Urology Coding Alert

Diagnosis Coding:

Don't Let Missing Dx Code Thwart Your Urology Claims

Follow three steps to diagnosis coding success.

When your urologist forgets to add a diagnosis code to the superbill, that doesn’t mean you can’t bill the encounter. All you need to do is review the documentation to determine the appropriate diagnosis code you should assign to the claim.

Sticking to the following expert tips can help you successfully find the best ICD-9 codes for your urologist’s claims — without too much headache on your part.

Open the Notes When You Have to — and Even When You Don’t

Suppose your urologist hands you a superbill with the procedures circled and the diagnoses left blank.

You could ask the physician which diagnosis to report, or you could examine the documentation yourself. If your office has a policy that includes “coding by abstraction” by certified/qualified coders, then submitting charges based on what is supported (documented) in the note is appropriate, says Chandra L. Hines, practice supervisor of Wake Specialty Physicians in Raleigh, NC. In addition, the physician should be signing off on the diagnoses and the charges as part of your internal policy.

“I have permission to look at the report and put the diagnosis on the encounter form,” says Christy Shanley, CPC, CUC, billing manager for the University of California, Irvine department of urology. “If dictation is not available, then I go with form in hand back to the physician, or directly to the chart/or EMR (depending on site of service).”

Some practices choose to review the documentation and compare it against any diagnoses recorded on the superbill. This ensures that the documentation matches the code selection every time.

“Our procedure is to have physician to add the diagnosis to encounter form and make sure it is in chart,” Hines says. “The physician has to sign each encounter form. I do believe a certified coder could pull the proper diagnosis but the physician should sign off and agrees. I imagine we may be old school, but physician is responsible in the end so we should work together to make sure he dots the i’s and crosses the t’s.”

When in Doubt, Confirm With the Physician

If you are new at coding diagnoses from the urologists’ notes, you should double-check your code selections with the practitioners before submitting your claims.

Until a coder feels comfortable with the ICD-9 books and the codes used most often in their office, it’s a good idea to run the choices by a clinician. You never want to give a patient a disease or symptom they don’t have, or one more severe (or less) than what they actually have. This may also be beneficial to the physicians because if you often select unspecified codes, the physicians may then strive to better document the patient’s condition into their notes to improve the coder’s ability to choose the correct diagnoses based on the physician’s documentation.

“I strongly agree,” Hines says. “Please don’t risk it. There is such a fine line to walk here. You may not do it on purpose, but putting the incorrect diagnosis on a claim can not only put your physician practice in jeopardy but you are also putting a diagnosis on the patient’s records that is so hard to take off.”

Tip: Make sure your office creates a policy in writing that spells out what you should do when you encounter a superbill with no diagnosis listed. Some physicians prefer that you ask them for information, while most others rely on their coders to select an accurate code.

Check the Notes for Clues

Consider this example of a situation in which the coder must fill in the gap when the doctor has not written a diagnosis on the patient’s superbill.

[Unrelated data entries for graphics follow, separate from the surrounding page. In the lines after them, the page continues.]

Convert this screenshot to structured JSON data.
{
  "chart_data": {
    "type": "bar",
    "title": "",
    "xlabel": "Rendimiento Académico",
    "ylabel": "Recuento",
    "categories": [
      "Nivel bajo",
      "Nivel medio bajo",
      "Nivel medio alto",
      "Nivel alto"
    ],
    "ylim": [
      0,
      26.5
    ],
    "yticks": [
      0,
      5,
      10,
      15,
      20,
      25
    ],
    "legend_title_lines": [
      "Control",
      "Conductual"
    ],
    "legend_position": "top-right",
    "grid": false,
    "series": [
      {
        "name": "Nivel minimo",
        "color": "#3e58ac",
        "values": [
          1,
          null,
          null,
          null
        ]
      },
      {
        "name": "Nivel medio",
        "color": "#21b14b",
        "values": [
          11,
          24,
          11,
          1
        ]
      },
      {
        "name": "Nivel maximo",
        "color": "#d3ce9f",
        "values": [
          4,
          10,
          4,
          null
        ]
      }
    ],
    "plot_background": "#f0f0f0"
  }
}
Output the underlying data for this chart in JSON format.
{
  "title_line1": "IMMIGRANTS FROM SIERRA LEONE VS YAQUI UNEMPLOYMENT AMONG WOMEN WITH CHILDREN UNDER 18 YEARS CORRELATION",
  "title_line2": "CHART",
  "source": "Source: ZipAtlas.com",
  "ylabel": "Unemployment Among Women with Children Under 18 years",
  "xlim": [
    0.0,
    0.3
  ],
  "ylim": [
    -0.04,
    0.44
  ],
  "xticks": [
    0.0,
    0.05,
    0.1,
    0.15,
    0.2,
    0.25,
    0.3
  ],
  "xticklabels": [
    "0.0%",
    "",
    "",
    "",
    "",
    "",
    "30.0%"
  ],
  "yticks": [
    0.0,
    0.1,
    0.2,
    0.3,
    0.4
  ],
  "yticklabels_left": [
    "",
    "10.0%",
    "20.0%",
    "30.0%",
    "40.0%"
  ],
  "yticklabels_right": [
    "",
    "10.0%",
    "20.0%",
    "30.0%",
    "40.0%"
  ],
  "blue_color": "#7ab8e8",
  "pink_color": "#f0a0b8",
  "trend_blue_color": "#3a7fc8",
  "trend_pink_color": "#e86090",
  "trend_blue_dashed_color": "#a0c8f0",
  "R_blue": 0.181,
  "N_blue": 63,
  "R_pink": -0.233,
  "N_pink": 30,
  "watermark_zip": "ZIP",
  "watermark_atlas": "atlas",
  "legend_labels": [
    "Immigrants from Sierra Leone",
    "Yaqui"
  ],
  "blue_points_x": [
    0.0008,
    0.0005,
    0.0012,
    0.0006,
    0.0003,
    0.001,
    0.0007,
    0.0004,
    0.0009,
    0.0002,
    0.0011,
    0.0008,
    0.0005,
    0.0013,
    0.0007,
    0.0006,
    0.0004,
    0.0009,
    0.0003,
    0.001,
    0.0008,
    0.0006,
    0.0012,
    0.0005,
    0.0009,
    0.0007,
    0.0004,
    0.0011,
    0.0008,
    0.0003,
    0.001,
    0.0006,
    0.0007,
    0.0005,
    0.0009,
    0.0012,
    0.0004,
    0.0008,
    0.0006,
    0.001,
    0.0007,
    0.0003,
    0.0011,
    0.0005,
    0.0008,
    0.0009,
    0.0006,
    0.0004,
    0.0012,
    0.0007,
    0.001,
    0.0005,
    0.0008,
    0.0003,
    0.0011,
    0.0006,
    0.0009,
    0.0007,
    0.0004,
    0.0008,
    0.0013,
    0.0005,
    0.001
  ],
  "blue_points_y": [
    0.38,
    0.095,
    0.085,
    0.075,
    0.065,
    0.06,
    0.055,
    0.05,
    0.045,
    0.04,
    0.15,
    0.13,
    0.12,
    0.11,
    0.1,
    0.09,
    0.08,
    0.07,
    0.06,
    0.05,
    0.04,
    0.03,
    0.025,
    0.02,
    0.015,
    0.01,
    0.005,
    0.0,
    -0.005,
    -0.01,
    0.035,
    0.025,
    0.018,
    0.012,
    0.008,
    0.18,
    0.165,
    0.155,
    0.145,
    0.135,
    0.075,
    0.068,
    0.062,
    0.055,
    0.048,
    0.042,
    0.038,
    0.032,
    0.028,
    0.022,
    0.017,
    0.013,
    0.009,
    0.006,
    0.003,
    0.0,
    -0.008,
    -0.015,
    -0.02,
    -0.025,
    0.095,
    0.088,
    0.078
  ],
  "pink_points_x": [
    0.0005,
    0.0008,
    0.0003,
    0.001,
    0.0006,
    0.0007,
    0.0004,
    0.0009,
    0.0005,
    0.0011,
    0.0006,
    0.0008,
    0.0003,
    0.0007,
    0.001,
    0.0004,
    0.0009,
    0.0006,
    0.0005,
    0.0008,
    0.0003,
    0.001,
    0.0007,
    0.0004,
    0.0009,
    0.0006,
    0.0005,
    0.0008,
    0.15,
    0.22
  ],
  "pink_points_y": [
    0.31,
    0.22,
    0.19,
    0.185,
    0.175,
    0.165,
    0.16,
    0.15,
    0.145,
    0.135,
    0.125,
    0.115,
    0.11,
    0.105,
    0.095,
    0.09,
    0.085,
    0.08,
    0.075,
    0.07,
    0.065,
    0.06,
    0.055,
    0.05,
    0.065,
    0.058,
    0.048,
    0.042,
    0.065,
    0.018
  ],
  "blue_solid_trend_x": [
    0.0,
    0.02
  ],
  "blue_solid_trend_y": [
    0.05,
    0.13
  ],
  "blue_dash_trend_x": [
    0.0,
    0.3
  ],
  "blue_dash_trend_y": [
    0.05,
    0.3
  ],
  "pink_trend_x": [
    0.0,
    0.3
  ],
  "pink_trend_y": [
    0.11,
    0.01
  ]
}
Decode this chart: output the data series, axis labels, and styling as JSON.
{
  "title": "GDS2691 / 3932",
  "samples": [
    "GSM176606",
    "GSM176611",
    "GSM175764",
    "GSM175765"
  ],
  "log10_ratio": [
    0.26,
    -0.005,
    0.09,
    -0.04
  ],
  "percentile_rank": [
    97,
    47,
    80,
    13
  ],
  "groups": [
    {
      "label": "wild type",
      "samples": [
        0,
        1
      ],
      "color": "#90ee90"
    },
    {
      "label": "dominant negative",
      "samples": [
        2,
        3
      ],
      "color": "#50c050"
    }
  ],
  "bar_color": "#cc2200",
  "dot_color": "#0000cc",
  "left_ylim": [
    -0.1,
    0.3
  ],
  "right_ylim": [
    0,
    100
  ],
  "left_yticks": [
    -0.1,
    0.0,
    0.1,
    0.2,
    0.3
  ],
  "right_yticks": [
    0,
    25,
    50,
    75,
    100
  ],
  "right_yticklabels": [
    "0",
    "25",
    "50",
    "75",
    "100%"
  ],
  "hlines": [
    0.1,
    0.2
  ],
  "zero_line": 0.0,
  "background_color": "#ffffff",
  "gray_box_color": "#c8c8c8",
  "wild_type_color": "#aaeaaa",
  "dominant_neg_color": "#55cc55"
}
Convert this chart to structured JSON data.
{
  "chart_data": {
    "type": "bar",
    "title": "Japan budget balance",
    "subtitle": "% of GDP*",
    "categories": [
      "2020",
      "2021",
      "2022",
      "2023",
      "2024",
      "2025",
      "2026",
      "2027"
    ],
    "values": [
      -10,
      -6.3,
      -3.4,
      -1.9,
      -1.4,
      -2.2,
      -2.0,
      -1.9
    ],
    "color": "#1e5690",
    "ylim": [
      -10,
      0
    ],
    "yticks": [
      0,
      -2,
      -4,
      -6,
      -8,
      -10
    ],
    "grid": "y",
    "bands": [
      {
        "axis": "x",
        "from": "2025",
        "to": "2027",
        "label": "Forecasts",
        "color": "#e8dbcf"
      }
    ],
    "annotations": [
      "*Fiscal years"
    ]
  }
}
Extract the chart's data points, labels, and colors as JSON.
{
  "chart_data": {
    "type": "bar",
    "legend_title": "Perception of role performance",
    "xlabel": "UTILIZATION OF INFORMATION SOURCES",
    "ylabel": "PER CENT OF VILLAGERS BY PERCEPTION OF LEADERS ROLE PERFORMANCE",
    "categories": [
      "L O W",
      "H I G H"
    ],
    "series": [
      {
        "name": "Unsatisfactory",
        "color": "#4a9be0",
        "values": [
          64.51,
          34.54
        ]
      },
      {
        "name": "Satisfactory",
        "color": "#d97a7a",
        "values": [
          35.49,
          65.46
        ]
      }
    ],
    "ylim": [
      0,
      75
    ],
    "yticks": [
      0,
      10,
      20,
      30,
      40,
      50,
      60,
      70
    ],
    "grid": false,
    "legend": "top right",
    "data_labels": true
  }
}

Example: The physician’s superbill shows a level-three office visit with a patient who needs to be scheduled for an extracorporeal shockwave lithotripsy (ESWL) procedure. The form is missing diagnosis codes.

First step: You refer to the dictation, which reads: “The patient is a 43-year-old female being evaluated as a consultation at the request of Dr. Jones for back pain and painful urination. The pain started two weeks ago and has gotten worse.” The physician completes the remaining history, review of systems (ROS), past family and social history (PFSH), and physical examination.

Moving down through the chart note, you see that the patient brought with her the report and images from a kidney ultrasound and abdominal CT. The radiology procedures showed a stone in the kidney and an ipsilateral ureteral stone.

Under a separate heading, the doctor has given his assessment and plan, which states: Renal colic caused by ureteral and kidney stones, Schedule ureteroscopy and ESWL.

Next step: You look up “renal colic” in Vol. 2 of the ICD-9 index by searching “colic” and then “renal.” You find that 788.0 (Renal colic) is the most accurate code for the patient’s condition. Then, you look up “kidney stone” and “ureteral stone” by searching “calculus,” followed by “kidney” and “ureter.” You discover you should also report 592.0 (Calculus of kidney) and 592.1 (Calculus of ureter).

Based on coding for the highest known specificity of these diagnoses, you’ll report 592.0 and 592.1 as the primary diagnoses and 788.0 as the secondary diagnosis, the manifestation of the disease process.